No less important than personal ownership, is the ability for an organization to work together. Large enterprises are typically highly fragmented with individuals occupying a small space along the Software Factory work stream. If there is too much overhead to move the product from one station to the next, the whole process will grind to a halt. This isn't to say that some steps should be skipped, but the whole process should be evaluated holistically to make sure it is optimized to increase productivity without sacrificing security or quality. As a special note, enterprises with large portions of work completely outsourced are especially vulnerable to this issue. If you frequently have projects hit a road block because someone needs a PO Number, CR, or Billing Code, you will know exactly what I mean, and you will need to work hard to soften these boundaries in order to move things along more efficiently.
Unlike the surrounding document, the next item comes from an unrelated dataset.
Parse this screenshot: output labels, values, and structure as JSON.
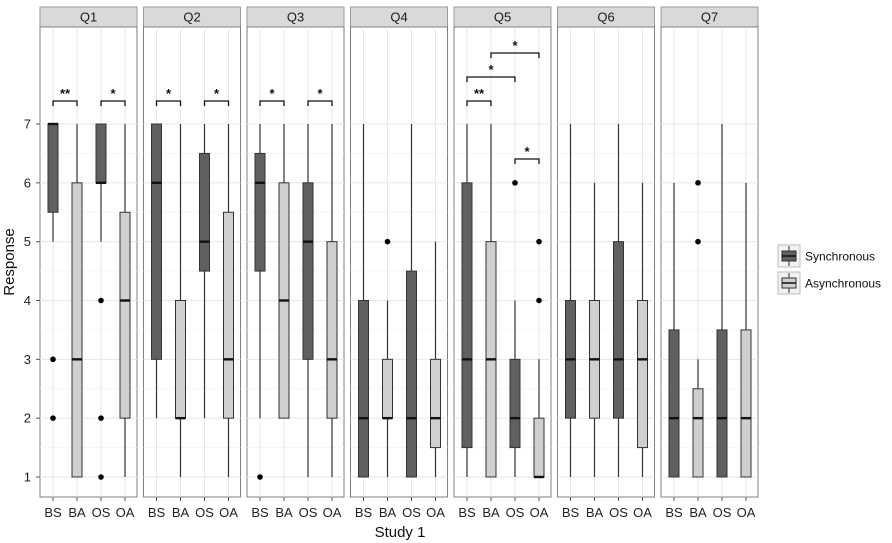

4. Slowing Down in Order to Speedup 

 One of the most difficult parts of refitting a Software Factory, is slowing down the operation some so that the process can be modernized. It is important in these occasions to clearly articulate how the savings associated with the new Software Factory will offset the cost. If you would allow me to stretch a little - If a factory is retooled to make hybrid vehicles, there is a slowdown in production to modify the factory, and the final product takes longer and is more expense to build, so it should never been done, right? The obvious answer is no...If the user drives the vehicle for sufficient distance, they will easily recover the additional cost many times over so the consumer is willing to cover the additional costs (plus potentially more). Also, from a business perspective, moving the company into a product strategy which is more inline with the future will help maximize future growth. That is what ROI is all about - make sure you calculate out the cost of not making any improvements.


5. Learn and Adapt

It isn't always easy to take an honest look at projects after they complete, and turn the lessons learned into actionable change. This should stop at just a technology review, but the business impact as well. If you can clearly associate changes in your organization with positive/negative impact on the Software Factory, you can make effective and decisive decisions on how to improve the process moving forward.


I can think of many more, but I'm stopping there. I will try to return and and more thoughts to flesh these out later. All thoughts/comments are always welcome.